Why sports journalism sucks.: In fact, investigation with stories such as this is sometimes actively discouraged because sports editors don't want to kill the golden goose that gives them so much space and status. It's also much easier and more fun to celebrate than debunk. That's why, in part, sports reporters are often seen as second-raters - unserious journalists covering unserious events. It's also in part why, in quality papers especially, sports sections are seen as mostly simple-minded stats and scores, a necessary but not status part of the paper. The news bosses, whatever their Walter Mitty fantasies of playing center field, generally see sports as beneath them, and leave sports sections to their own devices.
posted by srboisvert to baseball at 12:43 PM - 4 comments
I'm too tired of him to bother with making an argument, but this man will be familiar to all Boston sports fans (and readers of the old BSG as the infamous "CHB" or "Curly-haired boyfriend"). He writes hateful crap, personal attacks, ads for his latest book and fluff pieces about his own daughter and the Globe continues to send him paychecks.
posted by yerfatma at 12:53 PM on June 12, 2002
I'm too tired of him to bother with making an argument Tired of Shaugnessy, or of Pierce?
posted by jackhererra at 01:14 PM on June 12, 2002
Shaugnessy. You don't honestly think I'd be sick of the Truth, do you?

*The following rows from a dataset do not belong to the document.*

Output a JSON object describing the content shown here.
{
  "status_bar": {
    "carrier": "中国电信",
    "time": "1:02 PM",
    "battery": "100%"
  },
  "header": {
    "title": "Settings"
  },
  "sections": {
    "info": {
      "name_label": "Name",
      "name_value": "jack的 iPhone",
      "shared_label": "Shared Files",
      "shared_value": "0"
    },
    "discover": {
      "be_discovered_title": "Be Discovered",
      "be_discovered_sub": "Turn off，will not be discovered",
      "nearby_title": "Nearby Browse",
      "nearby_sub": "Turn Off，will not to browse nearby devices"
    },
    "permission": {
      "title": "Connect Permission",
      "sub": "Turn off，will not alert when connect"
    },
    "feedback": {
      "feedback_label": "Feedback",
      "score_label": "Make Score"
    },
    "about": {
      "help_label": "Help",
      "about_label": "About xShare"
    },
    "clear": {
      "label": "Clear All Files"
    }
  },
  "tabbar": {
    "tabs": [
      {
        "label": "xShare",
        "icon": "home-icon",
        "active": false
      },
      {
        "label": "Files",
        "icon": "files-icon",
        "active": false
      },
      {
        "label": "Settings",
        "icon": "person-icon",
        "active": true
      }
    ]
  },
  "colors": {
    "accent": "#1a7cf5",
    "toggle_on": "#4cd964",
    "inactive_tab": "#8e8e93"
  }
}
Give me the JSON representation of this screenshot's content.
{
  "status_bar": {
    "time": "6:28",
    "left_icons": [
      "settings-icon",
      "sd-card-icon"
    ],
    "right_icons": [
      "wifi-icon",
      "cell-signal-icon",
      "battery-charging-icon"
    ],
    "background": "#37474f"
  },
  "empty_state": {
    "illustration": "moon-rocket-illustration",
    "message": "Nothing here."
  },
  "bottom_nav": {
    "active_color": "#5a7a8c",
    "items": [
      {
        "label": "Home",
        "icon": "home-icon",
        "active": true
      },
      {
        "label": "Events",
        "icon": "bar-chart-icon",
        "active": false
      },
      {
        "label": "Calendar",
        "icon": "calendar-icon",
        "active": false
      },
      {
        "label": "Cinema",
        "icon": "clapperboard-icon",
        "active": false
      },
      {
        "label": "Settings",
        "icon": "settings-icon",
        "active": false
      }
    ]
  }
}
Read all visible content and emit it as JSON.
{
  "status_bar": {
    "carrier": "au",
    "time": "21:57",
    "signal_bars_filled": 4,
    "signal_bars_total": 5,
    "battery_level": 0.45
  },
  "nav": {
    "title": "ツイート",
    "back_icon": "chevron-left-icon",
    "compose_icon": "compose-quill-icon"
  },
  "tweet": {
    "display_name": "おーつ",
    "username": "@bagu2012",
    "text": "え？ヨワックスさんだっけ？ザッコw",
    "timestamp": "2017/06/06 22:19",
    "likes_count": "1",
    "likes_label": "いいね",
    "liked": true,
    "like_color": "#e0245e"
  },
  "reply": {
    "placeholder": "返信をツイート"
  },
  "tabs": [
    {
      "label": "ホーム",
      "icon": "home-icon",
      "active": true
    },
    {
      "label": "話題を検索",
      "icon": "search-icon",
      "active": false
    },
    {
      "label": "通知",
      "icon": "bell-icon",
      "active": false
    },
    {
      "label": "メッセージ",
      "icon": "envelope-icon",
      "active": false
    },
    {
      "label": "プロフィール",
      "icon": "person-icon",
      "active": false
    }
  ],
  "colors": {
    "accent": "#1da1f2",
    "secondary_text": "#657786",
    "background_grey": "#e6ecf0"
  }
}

posted by yerfatma at 08:05 AM on June 13, 2002
A RESPONSE ON THE POYNTER.ORG SITE Hitting a dead horse From CHARLES PIERCE: Let us be charitable and mention only in passing that a Lexis-Nexis search for the phrase, "by Barbara Walder" produced a single result, and that to the piece to which we were linked in the first place. Let us accept the bona fides as a gesture of good fellowship because we're all good folks and we can all do better. And, however much we may be tempted, let us not necessarily regard "TV producer" as a dead giveaway. Anyway, her sweeping indictment of American sportswriting represents little more than a few more whacks at the deadest horse in the pasture. Read first Hendrik Hertzberg's dissection of political journalism under Ronald Reagan. Then read Gene Lyons on the genesis of the Whitewater mishegas. Visit Bob Somersby's invaluable Daily Howler -- which, to be fair, I wish was somewhat more Daily than it has been lately. Have a chat with Wen Ho Lee. Are there some of my brethren whose work is less thoughtful and nuanced than I think it ought to be? Very likely. (It is more than passing odd to see a lefty press critic like Ms. Walder taking the William Bennett position on Mark McGwire's use of wholly legal substances.) Is there any question that, day in and day out, sportswriters serve their primary audiences with more honesty and skepticism than do, say, most of the Cool Kids in Washington. Absolutely not. You make that ghastly poolroom liar Ari Fleischer the PR guy for the Yankees for 40 minutes and there wouldn't be anything left but a puddle on the floor and his glasses.